There’s a sentence you hear all the time in CEO circles: “You get paid the big bucks to take on all the pressure.” Finances. The future. The hard calls. The uncertainty.
And right behind it comes the unspoken rule: keep your mouth shut unless you want to freak everyone out. You’ll scare team members. Partners will get nervous. People will start looking for a job. Performance will drop. So hold it to yourself. Carry the weight. Be the steady one.
I bought that story for a long time. It also got me in trouble.
Because I tried to carry everything like the company’s future depended on me holding it together and pushing through, no matter what. Like I was supposed to be some kind of emotional shock absorber for everyone else. And then I hit my wall.
I wish I could tell you it was a graceful moment. It wasn’t. It was me realizing I’d been acting like I could outwork being human. I had to admit something I used to think was reserved for other people: I’m not a robot. I’m not immune to anxiety.
Hello humility.
I used to think anxiety was something other people dealt with. And then life handed me my own dose, and I realized I wasn’t different. I was just human. So…time for a new outlook.
The fork in the road
Recently at karmadharma, we faced some tough decisions. At the same time, we’ve got a young leadership team preparing to take over over the next few years and steward our next chapter. They’re smart. They care. They’re hungry. They’re also early in their reps.
And I had this fork in the road: Do I share what’s really going on? Or do I take it on myself because they don’t have enough experience yet?
Conventional wisdom says: protect them from it. Don’t freak people out. Don’t sow fear. Don’t distract them. Keep them focused. Carry the weight yourself. That’s what the CEO is for.
But I decided not to buy into that.
I shared, transparently, where we’re at. Numbers on the table. P&L wide open. Past performance. Projected future. What’s working. What’s not. Potential decisions we have to make.
Not to be dramatic. Not as a “the sky is falling” moment. Not to scare anyone off. Just reality.
Because if these are future leaders, they’re going to face moments like this anyway. And I started asking myself: what better way to learn than being thrown into the mess with real stakes and figuring out how you want to show up?
The part we don’t talk about
After that meeting, did it sit with them? Of course it did.
That’s life. You don’t just turn off work when you leave the door, especially in a small business, especially when decisions you’re making could shape the future of your team, your colleagues, your clients, your own career. I’m not glorifying burnout. I’m saying the clock doesn’t always shut off just because it’s 5 p.m.

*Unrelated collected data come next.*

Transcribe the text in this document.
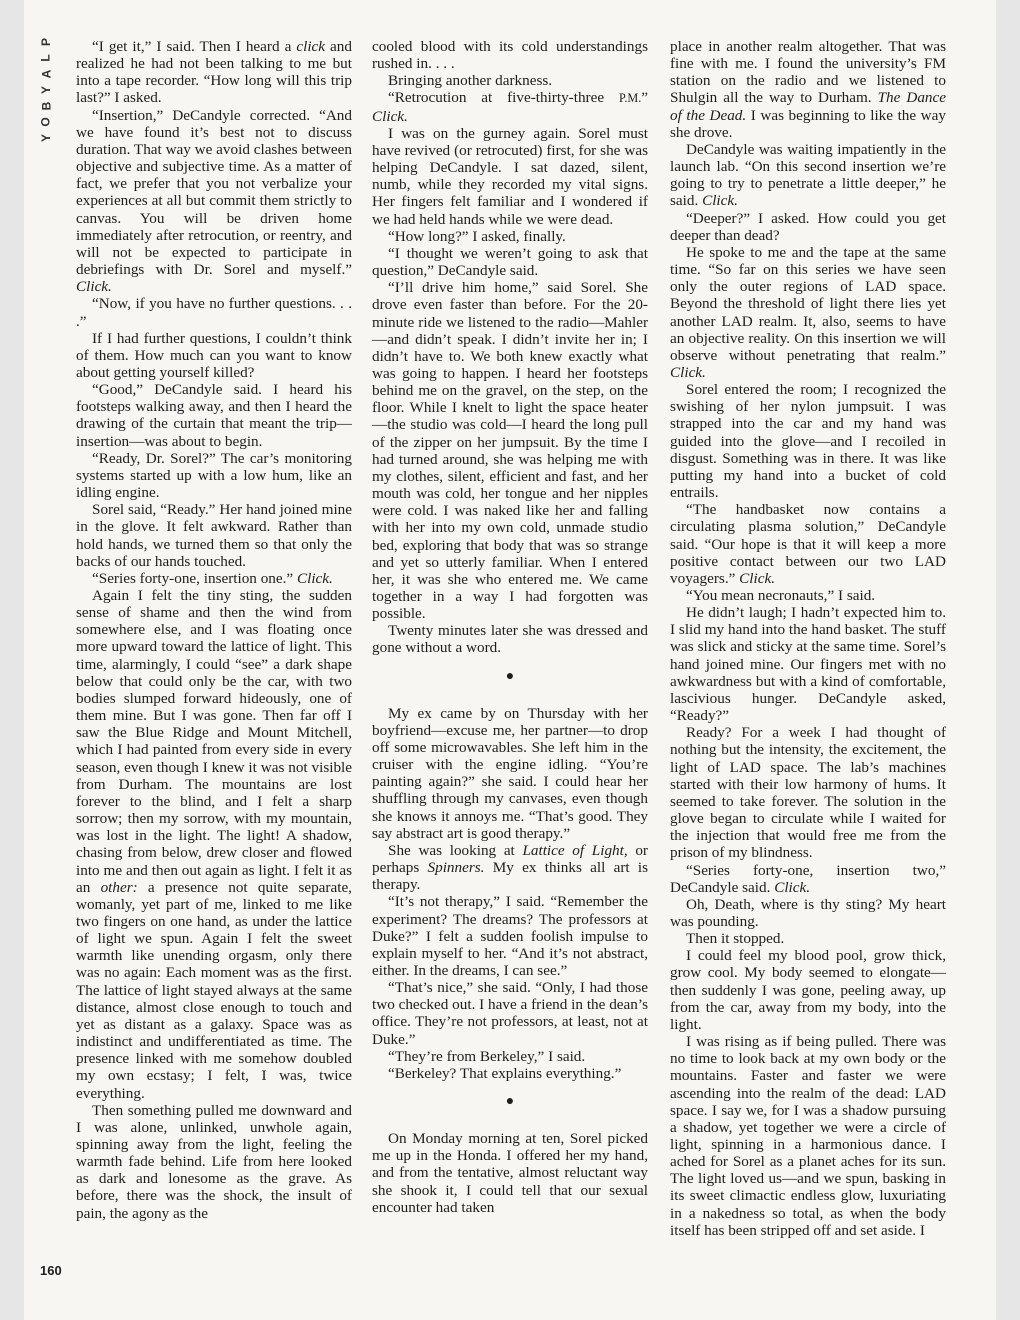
P
L
A
Y
B
O
Y

“I get it,” I said. Then I heard a click and realized he had not been talking to me but into a tape recorder. “How long will this trip last?” I asked.

“Insertion,” DeCandyle corrected. “And we have found it’s best not to discuss duration. That way we avoid clashes between objective and subjective time. As a matter of fact, we prefer that you not verbalize your experiences at all but commit them strictly to canvas. You will be driven home immediately after retrocution, or reentry, and will not be expected to participate in debriefings with Dr. Sorel and myself.” Click.

“Now, if you have no further questions. . . .”

If I had further questions, I couldn’t think of them. How much can you want to know about getting yourself killed?

“Good,” DeCandyle said. I heard his footsteps walking away, and then I heard the drawing of the curtain that meant the trip—insertion—was about to begin.

“Ready, Dr. Sorel?” The car’s monitoring systems started up with a low hum, like an idling engine.

Sorel said, “Ready.” Her hand joined mine in the glove. It felt awkward. Rather than hold hands, we turned them so that only the backs of our hands touched.

“Series forty-one, insertion one.” Click.

Again I felt the tiny sting, the sudden sense of shame and then the wind from somewhere else, and I was floating once more upward toward the lattice of light. This time, alarmingly, I could “see” a dark shape below that could only be the car, with two bodies slumped forward hideously, one of them mine. But I was gone. Then far off I saw the Blue Ridge and Mount Mitchell, which I had painted from every side in every season, even though I knew it was not visible from Durham. The mountains are lost forever to the blind, and I felt a sharp sorrow; then my sorrow, with my mountain, was lost in the light. The light! A shadow, chasing from below, drew closer and flowed into me and then out again as light. I felt it as an other: a presence not quite separate, womanly, yet part of me, linked to me like two fingers on one hand, as under the lattice of light we spun. Again I felt the sweet warmth like unending orgasm, only there was no again: Each moment was as the first. The lattice of light stayed always at the same distance, almost close enough to touch and yet as distant as a galaxy. Space was as indistinct and undifferentiated as time. The presence linked with me somehow doubled my own ecstasy; I felt, I was, twice everything.

Then something pulled me downward and I was alone, unlinked, unwhole again, spinning away from the light, feeling the warmth fade behind. Life from here looked as dark and lonesome as the grave. As before, there was the shock, the insult of pain, the agony as the

cooled blood with its cold understandings rushed in. . . .

Bringing another darkness.

“Retrocution at five-thirty-three P.M.” Click.

I was on the gurney again. Sorel must have revived (or retrocuted) first, for she was helping DeCandyle. I sat dazed, silent, numb, while they recorded my vital signs. Her fingers felt familiar and I wondered if we had held hands while we were dead.

“How long?” I asked, finally.

“I thought we weren’t going to ask that question,” DeCandyle said.

“I’ll drive him home,” said Sorel. She drove even faster than before. For the 20-minute ride we listened to the radio—Mahler—and didn’t speak. I didn’t invite her in; I didn’t have to. We both knew exactly what was going to happen. I heard her footsteps behind me on the gravel, on the step, on the floor. While I knelt to light the space heater—the studio was cold—I heard the long pull of the zipper on her jumpsuit. By the time I had turned around, she was helping me with my clothes, silent, efficient and fast, and her mouth was cold, her tongue and her nipples were cold. I was naked like her and falling with her into my own cold, unmade studio bed, exploring that body that was so strange and yet so utterly familiar. When I entered her, it was she who entered me. We came together in a way I had forgotten was possible.

Twenty minutes later she was dressed and gone without a word.

●

My ex came by on Thursday with her boyfriend—excuse me, her partner—to drop off some microwavables. She left him in the cruiser with the engine idling. “You’re painting again?” she said. I could hear her shuffling through my canvases, even though she knows it annoys me. “That’s good. They say abstract art is good therapy.”

She was looking at Lattice of Light, or perhaps Spinners. My ex thinks all art is therapy.

“It’s not therapy,” I said. “Remember the experiment? The dreams? The professors at Duke?” I felt a sudden foolish impulse to explain myself to her. “And it’s not abstract, either. In the dreams, I can see.”

“That’s nice,” she said. “Only, I had those two checked out. I have a friend in the dean’s office. They’re not professors, at least, not at Duke.”

“They’re from Berkeley,” I said.

“Berkeley? That explains everything.”

●

On Monday morning at ten, Sorel picked me up in the Honda. I offered her my hand, and from the tentative, almost reluctant way she shook it, I could tell that our sexual encounter had taken

place in another realm altogether. That was fine with me. I found the university’s FM station on the radio and we listened to Shulgin all the way to Durham. The Dance of the Dead. I was beginning to like the way she drove.

DeCandyle was waiting impatiently in the launch lab. “On this second insertion we’re going to try to penetrate a little deeper,” he said. Click.

“Deeper?” I asked. How could you get deeper than dead?

He spoke to me and the tape at the same time. “So far on this series we have seen only the outer regions of LAD space. Beyond the threshold of light there lies yet another LAD realm. It, also, seems to have an objective reality. On this insertion we will observe without penetrating that realm.” Click.

Sorel entered the room; I recognized the swishing of her nylon jumpsuit. I was strapped into the car and my hand was guided into the glove—and I recoiled in disgust. Something was in there. It was like putting my hand into a bucket of cold entrails.

“The handbasket now contains a circulating plasma solution,” DeCandyle said. “Our hope is that it will keep a more positive contact between our two LAD voyagers.” Click.

“You mean necronauts,” I said.

He didn’t laugh; I hadn’t expected him to. I slid my hand into the hand basket. The stuff was slick and sticky at the same time. Sorel’s hand joined mine. Our fingers met with no awkwardness but with a kind of comfortable, lascivious hunger. DeCandyle asked, “Ready?”

Ready? For a week I had thought of nothing but the intensity, the excitement, the light of LAD space. The lab’s machines started with their low harmony of hums. It seemed to take forever. The solution in the glove began to circulate while I waited for the injection that would free me from the prison of my blindness.

“Series forty-one, insertion two,” DeCandyle said. Click.

Oh, Death, where is thy sting? My heart was pounding.

Then it stopped.

I could feel my blood pool, grow thick, grow cool. My body seemed to elongate—then suddenly I was gone, peeling away, up from the car, away from my body, into the light.

I was rising as if being pulled. There was no time to look back at my own body or the mountains. Faster and faster we were ascending into the realm of the dead: LAD space. I say we, for I was a shadow pursuing a shadow, yet together we were a circle of light, spinning in a harmonious dance. I ached for Sorel as a planet aches for its sun. The light loved us—and we spun, basking in its sweet climactic endless glow, luxuriating in a nakedness so total, as when the body itself has been stripped off and set aside. I

160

And maybe the bigger point is this: We keep pretending leadership is clean and certain. It’s not.
You talk to enough CEOs, and you realize everyone has a plan, and simultaneously, everyone is winging it, because nobody controls how things turn out. We want certainty so badly. But the truth is, we only control what we do right now. We don’t control the outcomes. Not fully. Not ever.
So how much is healthy to share?
This is where it gets messy, because I don’t think the answer is “share everything” or “share nothing.” There’s a difference between transparency that builds leadership and transparency that creates fear and noise.
If I share in a way that feels like I’m dumping my anxiety into the room, that’s not leadership. That’s me looking for relief.
But if I share the reality with a container, with context, with a path, with a clear ask, transparency becomes a leadership development tool. It becomes a way for the team to build the muscles they’ll need anyway.
Because growth usually happens through adversity. Through being thrown into the fog of war with imperfect information, no guaranteed outcomes, and still needing to make decisions. Decisions that might not pan out. Decisions that might have consequences for people you care about. That’s the part of leadership nobody can fully prepare you for on a slide deck.
Where I’m shifting the beliefs I hold
If you’re building something bigger than yourself, and you’re not a solopreneur, your decisions affect other people. And if other people are going to grow into leaders, they need to experience what it’s like to carry a piece of the load.
Not all of it. Not in a reckless way. Not in a way that makes them feel unsafe or like the ground is constantly shifting under them. But enough that they learn what entrepreneurship actually is.
Because entrepreneurship is a lifestyle choice. There are no guarantees. We’re seeing layoffs everywhere. Even “safe” jobs are not always safe.
So maybe the question isn’t “how do I protect people from uncertainty?” Maybe the question is: How do I help people become the kind of humans who can handle uncertainty?
Where I’m landing, for now
I don’t want to sow fear, and I don’t want to freak people out. I also don’t want to carry it all alone and pretend that’s noble.
So I’m leaning into this: We share the opportunity of finding a path forward. We share the reality of the unknown. We share the consequences, both the wins and the misses. Because that’s how you grow and go pro as a team. Period.
I’m curious where you land
If you’re a CEO, or you’ve been close to a CEO during hard times: How much do you share when things are uncertain? Where’s the line between healthy transparency and unnecessary stress? What have you learned the hard way?
There is clearly not one right answer, but I do think there’s a real conversation here that we aren’t having enough.